A tarefa dos emissários que o FMI enviará a Angola na próxima semana não será fácil. Em primeiro lugar, creio que estes terão uma certa resistência no que concerne à pretensão do regime em manter o seu status quo junto dos cidadãos angolanos. A execução de reformas estruturais em vários sectores poderá trazer uma certa liberalização e uma certa globalização ao país que não interessa a quem tenta a todo o custo manter o poder e o monopólio do uso da força. Em segundo, desenganem-se todos aqueles (Ministros das Finanças e da Economia do Governo de Angola incluídos) que um programa de diversificação da economia se construa em 3 anos porque a criação de uma rede rodoviária, da tal rede de frios, de indústrias agro-alimentares com quadros técnicos altamente capazes de a projectar no futuro (relembre-se que a importação de quadros técnicos em Angola era esmagadoramente feita a Portugal), de hubs terrestes, aéreos e portuários que permitam a circulação de produtos num país enorme como é o país angolano, e o seu escoamento logístico para o exterior, demorará no mínimo 10 e necessitará de fundos gigantes que o Estado Angolano teve nos últimos 15 anos mas que desperdiçou devido a um governo oligarca que foi claramente incapaz de pensar para além do seu umbigo e que acreditou que a riqueza petrolífera do país seria o garante do seu futuro. Em terceiro lugar, a alfabetização do povo angolano e a qualificação técnica que será obrigatória para levar a tarefa em diante não interessa claramente ao regime porque irá certamente dar novos horizontes e novos conhecimentos ao povo angolano.

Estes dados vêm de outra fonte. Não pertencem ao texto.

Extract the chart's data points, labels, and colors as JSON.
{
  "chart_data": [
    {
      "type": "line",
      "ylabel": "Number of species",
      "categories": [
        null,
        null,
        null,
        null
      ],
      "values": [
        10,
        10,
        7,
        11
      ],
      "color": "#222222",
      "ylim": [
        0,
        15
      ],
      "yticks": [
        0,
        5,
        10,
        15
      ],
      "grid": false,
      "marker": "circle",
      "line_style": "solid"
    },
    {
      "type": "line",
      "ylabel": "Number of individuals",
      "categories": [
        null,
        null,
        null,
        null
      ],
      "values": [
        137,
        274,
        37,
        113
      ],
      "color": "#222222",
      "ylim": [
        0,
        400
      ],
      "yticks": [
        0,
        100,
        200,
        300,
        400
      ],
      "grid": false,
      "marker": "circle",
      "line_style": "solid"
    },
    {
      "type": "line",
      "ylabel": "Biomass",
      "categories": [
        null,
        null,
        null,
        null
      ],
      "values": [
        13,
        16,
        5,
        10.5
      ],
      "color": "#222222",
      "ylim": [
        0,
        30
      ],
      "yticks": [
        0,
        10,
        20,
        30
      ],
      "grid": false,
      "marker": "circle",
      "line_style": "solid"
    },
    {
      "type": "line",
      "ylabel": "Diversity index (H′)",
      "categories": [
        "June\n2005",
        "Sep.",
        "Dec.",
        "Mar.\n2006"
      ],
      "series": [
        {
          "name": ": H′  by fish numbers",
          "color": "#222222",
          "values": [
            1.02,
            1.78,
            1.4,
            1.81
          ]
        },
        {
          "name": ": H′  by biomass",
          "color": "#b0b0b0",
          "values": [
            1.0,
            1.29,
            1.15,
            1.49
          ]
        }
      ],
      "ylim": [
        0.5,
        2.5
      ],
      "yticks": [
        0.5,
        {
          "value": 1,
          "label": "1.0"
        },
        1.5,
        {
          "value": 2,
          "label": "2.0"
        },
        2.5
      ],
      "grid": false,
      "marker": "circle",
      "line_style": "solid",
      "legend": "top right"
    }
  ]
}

Para finalizar, a diversificação da economia também poderá ser contrária aos interesses que sustentam o regime visto que o regime angolano ainda vive, no plano económico, numa espécie de lei do condicionamento industrial ao estilo de Salazar. Qualquer negócio em Angola que um estrangeiro queira implantar tem que passar obrigatoriamente por uma parceria com um cidadão angolano. São inúmeros os casos dos chamados testa de ferro angolanos, gente que só coloca o seu nome nos investimentos feitos por estrangeiros para beneficiar dos mesmos devido a tal facto. Um grande negócio em Angola dependerá obrigatoriamente da nomeação de uma alta figura do regime, verticalizando a subida do dinheiro às elites angolanas. Se o FMI pegar por aí e começar a reformar a legislação daquele país, aquela elite, extremamente dependente dos negócios que o regime consegue granjear, poderá ser a primeira a virar as costas a José Eduardo dos Santos e seus pares quando o dinheiro já não aparecer a jorros dentro dos seus bolsos como aparecia.